A few remarks about drawing histograms

2020-12-18 14:13

For all the time we spend in (collider) high-energy physics on filling and drawing histograms, it is a bit surprising that the way histograms are drawn by default in ROOT, and some of its peculiarities, are rarely discussed. The main point I want to make is that in the case of variable-sized binnings that is less obvious and natural than is often assumed, and since this comes up in discussions with colleagues from time to time, I decided to make a few plots, and write up why I keep pointing this out.

Bin area or height?¶

For a definition of a histogram, we can use the Wikipedia page:

Purpose: To roughly assess the probability distribution of a given variable by depicting the frequencies of observations occurring in certain ranges of values

and, a bit below

However, bins need not be of equal width; in that case, the erected rectangle is defined to have its area proportional to the frequency of cases in the bin. The vertical axis is then not the frequency but frequency density—the number of cases per unit of the variable on the horizontal axis.

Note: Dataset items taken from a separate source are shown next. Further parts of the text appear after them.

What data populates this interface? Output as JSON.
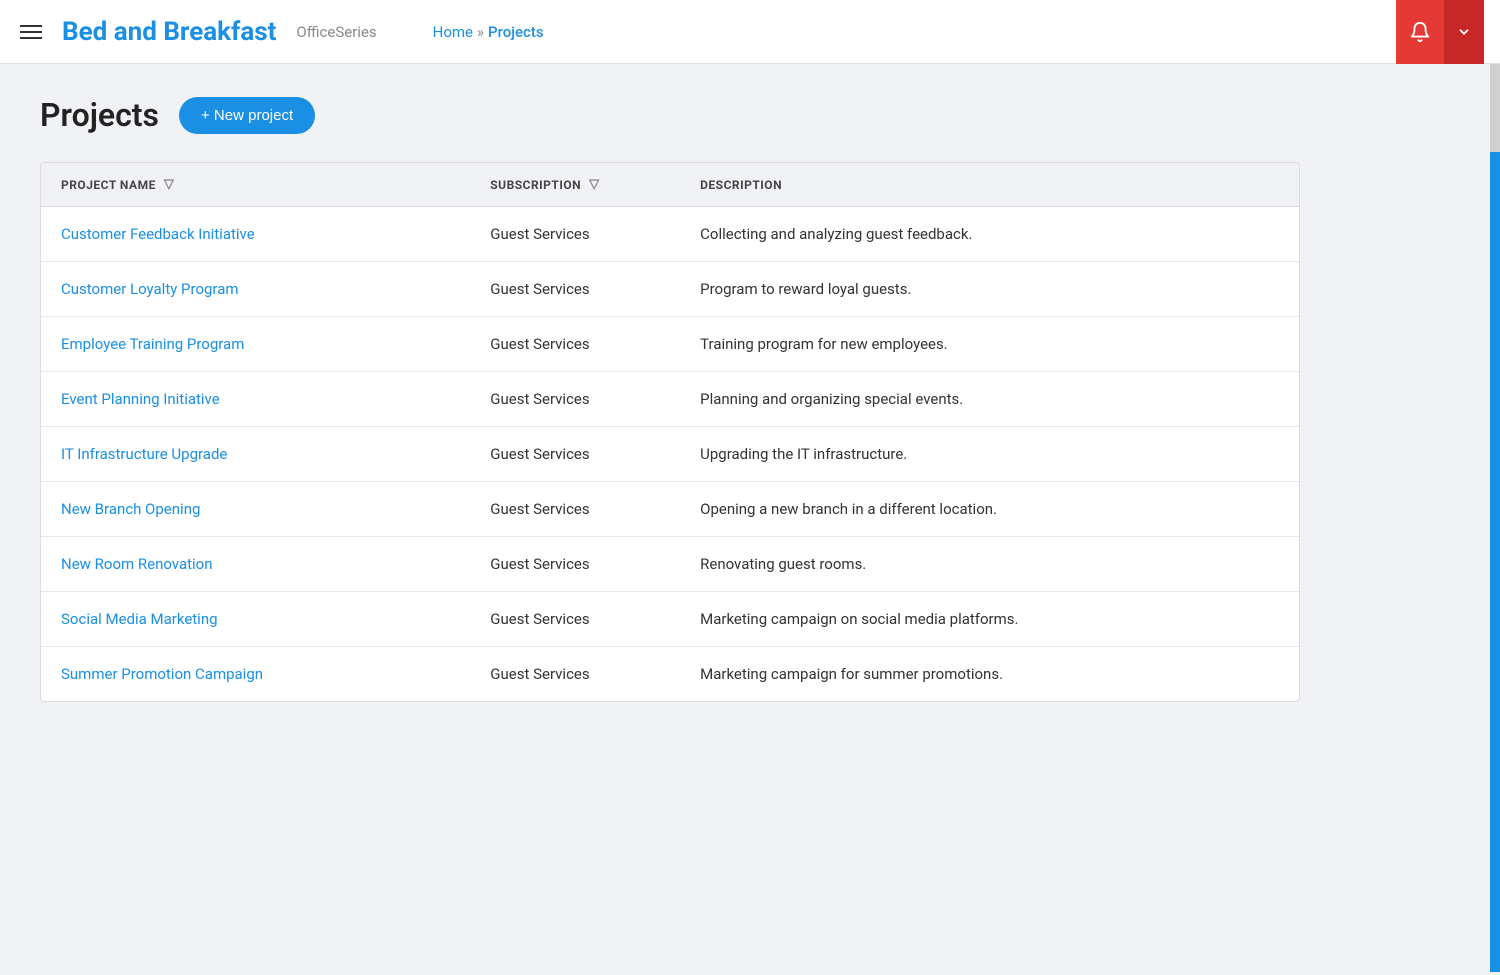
{
  "header": {
    "brand_name": "Bed and Breakfast",
    "brand_series": "OfficeSeries",
    "breadcrumb_home": "Home",
    "breadcrumb_sep": "»",
    "breadcrumb_current": "Projects"
  },
  "page": {
    "title": "Projects",
    "new_project_label": "+ New project"
  },
  "table": {
    "columns": [
      {
        "id": "project_name",
        "label": "PROJECT NAME",
        "has_filter": true
      },
      {
        "id": "subscription",
        "label": "SUBSCRIPTION",
        "has_filter": true
      },
      {
        "id": "description",
        "label": "DESCRIPTION",
        "has_filter": false
      }
    ],
    "rows": [
      {
        "name": "Customer Feedback Initiative",
        "subscription": "Guest Services",
        "description": "Collecting and analyzing guest feedback."
      },
      {
        "name": "Customer Loyalty Program",
        "subscription": "Guest Services",
        "description": "Program to reward loyal guests."
      },
      {
        "name": "Employee Training Program",
        "subscription": "Guest Services",
        "description": "Training program for new employees."
      },
      {
        "name": "Event Planning Initiative",
        "subscription": "Guest Services",
        "description": "Planning and organizing special events."
      },
      {
        "name": "IT Infrastructure Upgrade",
        "subscription": "Guest Services",
        "description": "Upgrading the IT infrastructure."
      },
      {
        "name": "New Branch Opening",
        "subscription": "Guest Services",
        "description": "Opening a new branch in a different location."
      },
      {
        "name": "New Room Renovation",
        "subscription": "Guest Services",
        "description": "Renovating guest rooms."
      },
      {
        "name": "Social Media Marketing",
        "subscription": "Guest Services",
        "description": "Marketing campaign on social media platforms."
      },
      {
        "name": "Summer Promotion Campaign",
        "subscription": "Guest Services",
        "description": "Marketing campaign for summer promotions."
      }
    ]
  }
}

Except, this is not what is done in ROOT: it always makes the bin height proportional to its contents, also in variable-width binning. How that causes confusion is what half of this page is about.

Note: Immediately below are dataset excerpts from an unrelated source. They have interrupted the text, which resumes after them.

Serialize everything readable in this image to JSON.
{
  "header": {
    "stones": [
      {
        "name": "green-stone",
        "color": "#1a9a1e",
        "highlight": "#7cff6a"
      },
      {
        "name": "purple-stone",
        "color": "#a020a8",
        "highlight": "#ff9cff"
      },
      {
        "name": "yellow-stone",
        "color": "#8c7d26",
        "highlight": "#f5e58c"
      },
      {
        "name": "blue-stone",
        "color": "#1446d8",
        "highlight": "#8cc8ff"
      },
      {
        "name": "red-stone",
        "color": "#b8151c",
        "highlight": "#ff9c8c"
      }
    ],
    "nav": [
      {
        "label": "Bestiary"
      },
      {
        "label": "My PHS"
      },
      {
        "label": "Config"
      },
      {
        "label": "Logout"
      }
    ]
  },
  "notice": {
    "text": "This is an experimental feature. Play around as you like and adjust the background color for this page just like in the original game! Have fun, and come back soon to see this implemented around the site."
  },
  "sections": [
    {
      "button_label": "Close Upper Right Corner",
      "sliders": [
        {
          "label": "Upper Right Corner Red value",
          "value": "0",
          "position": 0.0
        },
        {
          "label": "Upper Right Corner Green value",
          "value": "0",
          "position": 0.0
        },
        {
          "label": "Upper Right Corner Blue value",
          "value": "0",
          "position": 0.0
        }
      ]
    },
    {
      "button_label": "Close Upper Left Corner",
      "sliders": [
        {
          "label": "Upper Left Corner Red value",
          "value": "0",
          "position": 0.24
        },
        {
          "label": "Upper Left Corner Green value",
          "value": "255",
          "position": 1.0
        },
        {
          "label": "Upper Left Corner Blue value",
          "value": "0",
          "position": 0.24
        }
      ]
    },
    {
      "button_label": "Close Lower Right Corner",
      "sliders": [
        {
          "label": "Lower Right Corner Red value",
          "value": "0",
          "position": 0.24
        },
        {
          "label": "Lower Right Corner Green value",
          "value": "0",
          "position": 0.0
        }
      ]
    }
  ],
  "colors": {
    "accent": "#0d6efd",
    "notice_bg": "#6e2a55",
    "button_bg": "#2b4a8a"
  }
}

A very simple illustration is the display of a uniform distribution with variable bin size

In [1]:

import numpy as np
import ROOT as gbl
h_uni = gbl.TH1F("h1_uni", "A histogram with uniform data",
                 10, 0., 1.)
vBins = np.array([0., 0.1, 0.2, 0.3, 0.5, 0.7, 1.])
h_var = gbl.TH1F("h1_var", "Also a histogram with uniform data?",
                 vBins.shape[0]-1, vBins)
for x in np.random.uniform(size=10000):
    h_uni.Fill(x)
    h_var.Fill(x)
h_var.SetLineColor(gbl.kRed)
c1 = gbl.TCanvas("c1")
h_var.Draw()
h_var.GetYaxis().SetRangeUser(0., 4000.)
h_uni.Draw("SAME")
c1.Draw()

Welcome to JupyROOT 6.22/06

No description has been provided for this image

One might claim that, with variable-sized bins, one would not use the histogram option, because it does not show the size of the bins, but even with the more conventional option, the basic problem remains that the histogram rises, while the actual distribution is flat.

In [2]:

c2 = gbl.TCanvas("c2")
h_var.Draw("PE")
h_var.GetYaxis().SetRangeUser(0., 4000.)
h_uni.Draw("PE,SAME")
c2.Draw()

In principle, the solution is to make the bin area proportional to the count, so the height should be the count divided by the bin width.

In [3]:

h_var_w = h_var.Clone("h1_var_w")
h_uni_w = h_uni.Clone("h1_uni_w")
for h in (h_var_w, h_uni_w):
    h.Sumw2(True)
    for i in range(1, h.GetNbinsX()+1):
        h.SetBinContent(i, h.GetBinContent(i)/h.GetBinWidth(i))
        h.SetBinError(i, h.GetBinError(i)/h.GetBinWidth(i))
c3 = gbl.TCanvas("c3")
h_var_w.Draw("PE")
h_var_w.GetYaxis().SetRangeUser(0., 12500.)
h_uni_w.Draw("PE,SAME")
c3.Draw()

Not very convenient in ROOT, but possible. In my (not very polished) mplbplot package for drawing ROOT histograms with matplotlib, I made this an option to the drawing commands (volume; False, as in ROOT, is the default).

In [4]:

from matplotlib import pyplot as plt
import mplbplot.decorateAxes
from mplbplot.plothelpers import histHandlerMap
fig,ax = plt.subplots(1,2, figsize=(12,5))
ax[0].rhist(h_uni, histtype="step", color="b", label="Uniform")
ax[0].rhist(h_var, histtype="step", color="r", label="Variable")
ax[0].set_xlim(0., 1.)
ax[0].legend(handler_map=histHandlerMap, loc="upper left")
ax[1].rhist(h_uni, histtype="step", color="b", label="Uniform",
            volume=True)
ax[1].rhist(h_var, histtype="step", color="r", label="Variable",
            volume=True)
ax[1].set_xlim(0., 1.)
ax[1].legend(handler_map=histHandlerMap, loc="lower right")

Out[4]:

<matplotlib.legend.Legend at 0x7f62ebb92310>

Also note that, when dividing by the bin width, the integral of the histogram (taking into account the units on the x axis) matches the actual integral of the histogram. This is true independently of the binning choice then, which makes it easier to estimate how many counts there are in a part of the distribution (by multiply the x range, instead of the number of bins, with the height).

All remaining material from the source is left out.